Promote healthy circulation and cell turnover for hair growth

As mentioned above, hair is almost entirely composed of protein – the same stuff that makes up your nails. Healthy blood circulation and cell turnover make your body capable of generating new cells and new tissue – and growing hair.

  • Vitamin B – This nutrient takes on a few different forms, but most of the B family’s members can do great things for your mane.
    • B6 helps your body build new cells – and, as mentioned above, cell turnover is important to hair growth and health.
    • Inositol – better known as vitamin B8, even though it’s not a true vitamin – also contributes to strong hair and hair growth.
    • B12 is another hard-hitter, and a deficiency doesn’t have to be severe to affect hair health.
    • Biotin – which you might’ve seen in some of your smoothing hair products – helps to thicken the hair shaft and encourage growth.
    • Niacin – you guessed it – also helps with circulation.
  • Vitamin C – One of the most lauded immune-boosting nutrients, vitamin C helps build red blood cells – which are important for hair growth.
  • Vitamin E – Good circulation is important for healthy hair, and vitamin E is a major player in circulation.
  • Iron – While there’s not a solid body of evidence for iron deficiency being directly related to hair loss, physicians do find that iron deficiency certainly exacerbates hair loss in their patients. Even if you don’t have diagnosed anemia, adding iron to your diet or supplement regimen is very likely to help regrow hair, or at least halt hair loss.

What other factors affect hair health?

Diet is extremely important to overall health – but if you’re seeing hair damage and your diet is wholesome and well-rounded, there are a few other things to consider.

  • Changing or unbalanced hormones can change the texture and health of your hair, and stress can make hair fall out, gray, or thin.
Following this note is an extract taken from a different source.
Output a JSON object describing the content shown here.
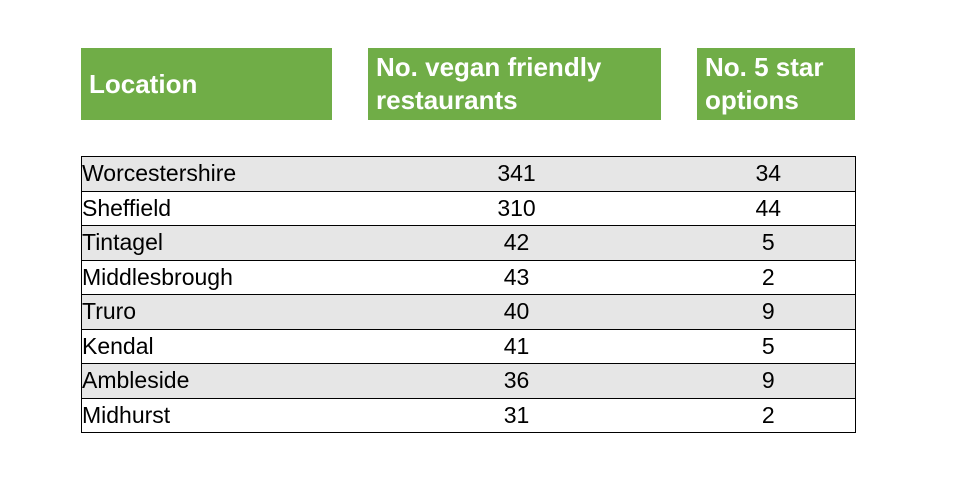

If you’re a new or expecting mother, prepare for your hormones to change – and your hair texture might follow suit. Super-stressed individuals might also notice changes in hair.
  • And those hair products that make your mane so shiny and fragrant? They might be doing more harm than good if they contain toxic ingredients. Choose more natural options if possible.
  • If you’ve recently had general anesthesia and/or surgery, you might experience temporary hair loss.

Your hair is a pretty accurate indicator of your overall health. As always, try to get as many nutrients as possible, and talk to your doctor before beginning a new supplement regimen.